Yay :) Cool, great achievement.
Implementing a validation tool would be cool indeed. But would also be much more complicated. I don't want to discourage you :)
I a nutshell, you need to:
- Read the signature headers (for validating it later)
- Read the actual headers (which contain the digests of the files
- Read the payload and calculate digests (on the fly) for all content
That would give you:
-
Two maps of digests (one from the headers, one from your tool) for the payload (files), those must be equal
With that, you know that the files in the payload are what the headers expect them to be.
-
Next, you need to crate a digest of the header section and validate the (stored) signature (which is key + digest)
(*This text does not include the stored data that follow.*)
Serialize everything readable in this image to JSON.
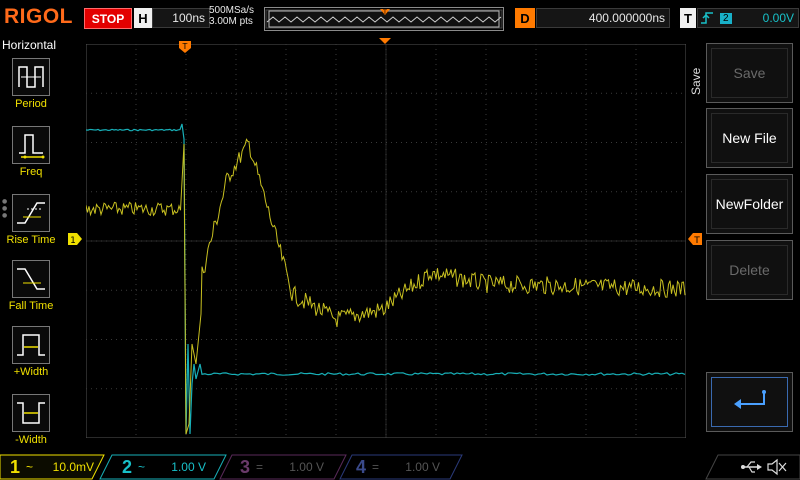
{
  "header": {
    "brand": "RIGOL",
    "run_state": "STOP",
    "horizontal_key": "H",
    "timebase": "100ns",
    "sample_rate": "500MSa/s",
    "memory_depth": "3.00M pts",
    "delay_key": "D",
    "delay": "400.000000ns",
    "trigger_key": "T",
    "trigger_source": "2",
    "trigger_level": "0.00V"
  },
  "left_menu": {
    "title": "Horizontal",
    "items": [
      {
        "label": "Period"
      },
      {
        "label": "Freq"
      },
      {
        "label": "Rise Time"
      },
      {
        "label": "Fall Time"
      },
      {
        "label": "+Width"
      },
      {
        "label": "-Width"
      }
    ]
  },
  "right_menu": {
    "title": "Save",
    "buttons": [
      {
        "label": "Save",
        "enabled": false
      },
      {
        "label": "New File",
        "enabled": true
      },
      {
        "label": "NewFolder",
        "enabled": true
      },
      {
        "label": "Delete",
        "enabled": false
      }
    ]
  },
  "channels": [
    {
      "num": "1",
      "coupling": "~",
      "scale": "10.0mV",
      "color": "#f0e000",
      "active": true
    },
    {
      "num": "2",
      "coupling": "~",
      "scale": "1.00 V",
      "color": "#00c8d0",
      "active": true
    },
    {
      "num": "3",
      "coupling": "=",
      "scale": "1.00 V",
      "color": "#c040c0",
      "active": false
    },
    {
      "num": "4",
      "coupling": "=",
      "scale": "1.00 V",
      "color": "#4060ff",
      "active": false
    }
  ],
  "colors": {
    "ch1": "#d8d020",
    "ch2": "#18b0b8",
    "trigger": "#ff7a00",
    "grid": "#3a3a3a",
    "brand": "#ff6a1a"
  },
  "icons": {
    "trigger_edge": "rising-edge-icon",
    "usb": "usb-icon",
    "sound": "speaker-muted-icon",
    "enter": "enter-arrow-icon"
  }
}
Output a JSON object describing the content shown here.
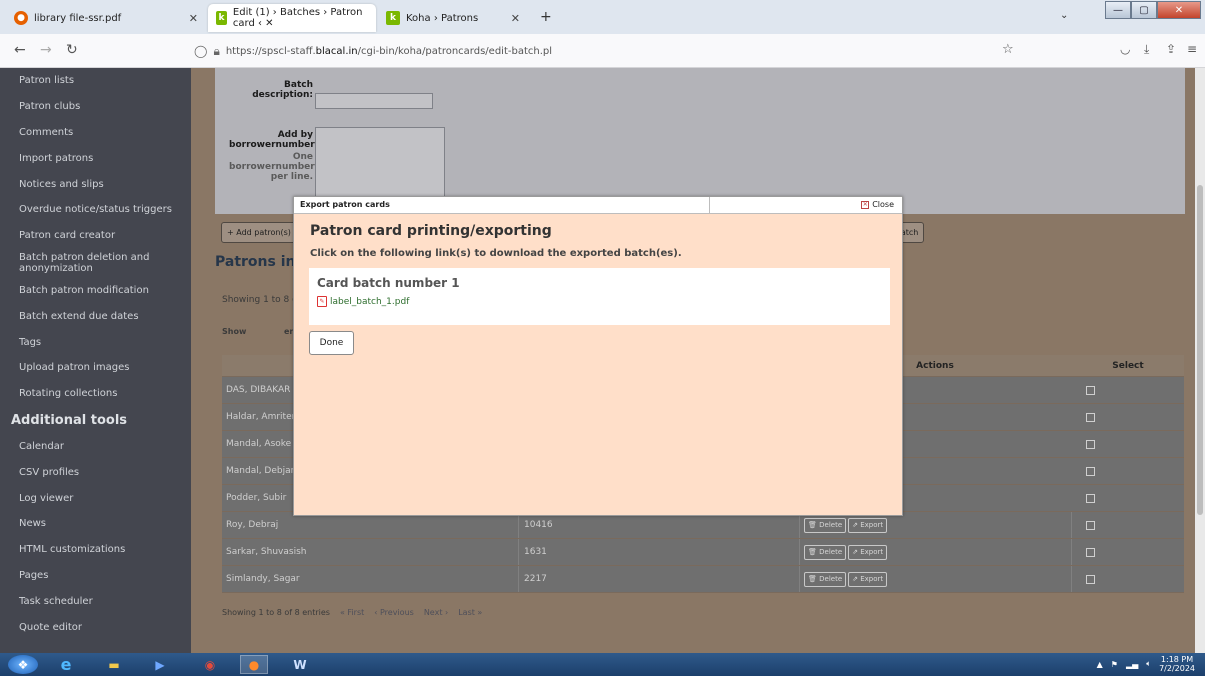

With that, you know that that the header section was signed with the private key (which belongs to the public key) and was not changed
-
Last, you need to make a decision if you trust the public key
This can be done by providing a list of valid public keys. If using certificates, you need to also validate the chain of trust of them, starting from the leaf certificate which contains the public key, up to a trust anchor that you somehow define.
And I probably missed something here :)
Thanks for your help ! I'm trying to implement signature check at least for the units tests.